Psychologist and theatre practitioner Chalana Wijesuriya

Chalana’s work in psychology spans the fields of clinical and health psychology and drama therapy. Presently he works as a clinical psychology intern, lecturer, and workshop facilitator and receives supervised training in counselling and psychotherapy. In the field of theatre, he works as an actor, director, and producer. His expertise in both these fields will be channelled towards the training and delivery of workshops as well as bridging the gap between the arts and psychology.

Management psychologist and mental health advocate Iranjali Abeyratne

Iranjali is registered under the British Psychological Society and is an independent researcher and consultant in the areas of individual and organisational health and wellbeing. She has experience in project management and conducting research on areas of occupational stress, burnout, coping and wellbeing, self-esteem, and confidence and competency development in corporate and educational settings in Sri Lanka and the UK. She has received extensive training and development as a mental health volunteer by the UK National Trust that provides support services across the United Kingdom. At The Ohana Project, she is involved in applying her knowledge and experience in the said areas to both corporate and educational settings.

Medical doctor and mental health advocate Cheroni Pullenayegam Vidanage

Cheroni is a medical doctor and mental health advocate skilled in clinical research, medicine, clinical psychology, and health psychology. She is passionate about addressing the need for mental health, which is often overseen in clinical/medical practice. At The Ohana Project, she leads the “Breaking Bad News” training and capacity building programme.

Mental health advocate and jewellery designer Sara Nazoor

Sara is a mental health advocate with a background in jewellery designing.
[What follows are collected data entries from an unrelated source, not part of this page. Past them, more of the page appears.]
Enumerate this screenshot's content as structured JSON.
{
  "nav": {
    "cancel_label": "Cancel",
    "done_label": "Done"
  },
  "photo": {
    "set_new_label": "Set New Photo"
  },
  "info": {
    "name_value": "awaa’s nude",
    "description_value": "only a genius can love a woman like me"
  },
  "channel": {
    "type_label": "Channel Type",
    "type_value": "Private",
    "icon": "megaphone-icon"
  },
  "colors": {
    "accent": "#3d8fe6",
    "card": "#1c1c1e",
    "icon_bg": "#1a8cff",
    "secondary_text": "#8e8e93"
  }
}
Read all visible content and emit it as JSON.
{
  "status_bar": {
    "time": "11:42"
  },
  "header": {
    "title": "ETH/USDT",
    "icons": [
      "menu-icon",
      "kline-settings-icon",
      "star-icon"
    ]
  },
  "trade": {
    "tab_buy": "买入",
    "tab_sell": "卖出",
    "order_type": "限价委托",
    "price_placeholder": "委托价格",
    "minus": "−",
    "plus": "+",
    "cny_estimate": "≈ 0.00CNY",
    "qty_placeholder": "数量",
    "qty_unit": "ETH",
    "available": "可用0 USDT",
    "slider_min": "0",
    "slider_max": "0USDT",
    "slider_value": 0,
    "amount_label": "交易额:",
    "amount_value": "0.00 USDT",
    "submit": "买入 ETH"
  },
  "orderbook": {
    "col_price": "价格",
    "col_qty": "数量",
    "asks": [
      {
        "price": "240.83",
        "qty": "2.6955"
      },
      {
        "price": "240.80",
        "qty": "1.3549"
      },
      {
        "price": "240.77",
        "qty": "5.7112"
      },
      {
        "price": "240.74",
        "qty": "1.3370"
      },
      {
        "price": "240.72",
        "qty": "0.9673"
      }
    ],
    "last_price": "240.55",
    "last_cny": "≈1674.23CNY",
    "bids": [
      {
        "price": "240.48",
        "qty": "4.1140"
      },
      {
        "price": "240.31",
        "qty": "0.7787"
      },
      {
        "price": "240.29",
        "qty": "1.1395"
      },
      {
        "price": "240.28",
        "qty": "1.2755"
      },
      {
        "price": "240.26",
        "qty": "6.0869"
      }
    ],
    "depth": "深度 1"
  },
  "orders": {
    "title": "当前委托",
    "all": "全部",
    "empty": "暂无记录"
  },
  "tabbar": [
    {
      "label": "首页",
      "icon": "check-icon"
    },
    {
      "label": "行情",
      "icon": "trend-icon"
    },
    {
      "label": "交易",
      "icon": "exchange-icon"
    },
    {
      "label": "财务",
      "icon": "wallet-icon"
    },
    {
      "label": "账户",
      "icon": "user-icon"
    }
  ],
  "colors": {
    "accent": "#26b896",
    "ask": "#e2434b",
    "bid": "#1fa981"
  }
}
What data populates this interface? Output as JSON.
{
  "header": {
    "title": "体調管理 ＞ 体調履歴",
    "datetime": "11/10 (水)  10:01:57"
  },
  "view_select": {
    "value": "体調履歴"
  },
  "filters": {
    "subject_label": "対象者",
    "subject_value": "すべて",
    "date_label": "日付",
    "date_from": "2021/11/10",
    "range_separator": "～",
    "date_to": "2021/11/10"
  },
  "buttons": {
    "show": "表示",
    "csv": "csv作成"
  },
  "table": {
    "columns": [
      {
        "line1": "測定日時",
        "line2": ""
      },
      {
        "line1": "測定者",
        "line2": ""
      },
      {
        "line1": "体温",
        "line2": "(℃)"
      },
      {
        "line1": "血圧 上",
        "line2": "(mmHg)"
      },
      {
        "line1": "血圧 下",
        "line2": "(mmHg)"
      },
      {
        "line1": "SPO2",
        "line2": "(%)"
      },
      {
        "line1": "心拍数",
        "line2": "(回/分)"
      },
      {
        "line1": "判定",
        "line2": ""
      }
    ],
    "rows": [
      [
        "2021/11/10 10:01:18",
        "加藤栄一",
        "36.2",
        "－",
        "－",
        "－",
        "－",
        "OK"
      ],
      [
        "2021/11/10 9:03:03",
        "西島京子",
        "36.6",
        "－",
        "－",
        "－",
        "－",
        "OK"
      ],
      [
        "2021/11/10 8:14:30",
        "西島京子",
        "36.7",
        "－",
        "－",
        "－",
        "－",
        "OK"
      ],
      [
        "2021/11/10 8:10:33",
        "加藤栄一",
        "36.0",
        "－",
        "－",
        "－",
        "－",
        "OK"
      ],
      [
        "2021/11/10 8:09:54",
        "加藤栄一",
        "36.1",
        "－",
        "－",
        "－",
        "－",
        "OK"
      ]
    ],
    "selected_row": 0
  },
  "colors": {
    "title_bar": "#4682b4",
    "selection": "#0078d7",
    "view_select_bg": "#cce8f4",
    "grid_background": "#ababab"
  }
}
Her interest is mainly in clinical psychology and art therapy. Sara Nazoor has worked in the areas of creative therapy, emergency response, and suicide prevention. At The Ohana Project, she is involved in operations, research, and evaluation along with awareness building.

Clinical psychologist and educator Shalindi Pandithakoralage

Shalindi is a clinical psychologist currently working in the field of adult and adolescent mental health. She has experience working in government and non-government clinical settings and psychosocial projects in Sri Lanka. Her main interests are in the areas of community mental health, caregiver mental health, and social equality. At The Ohana Project, she is involved in community outreach programmes where she leads the support group campaign “Safe Spaces”.

Counsellor and advocate Ardlay Mohammed

Ardlay is a counsellor and Shanthi Margam Youth Centre Assistant Centre Manager. She is a practicing counsellor since 2016 and is a trainer, mentor, and facilitator for several community-based mental health projects. She is also trained in first aid, CPR, and psychological first aid. At The Ohana Project, she is involved with workshops, advocacy, and awareness and capacity building.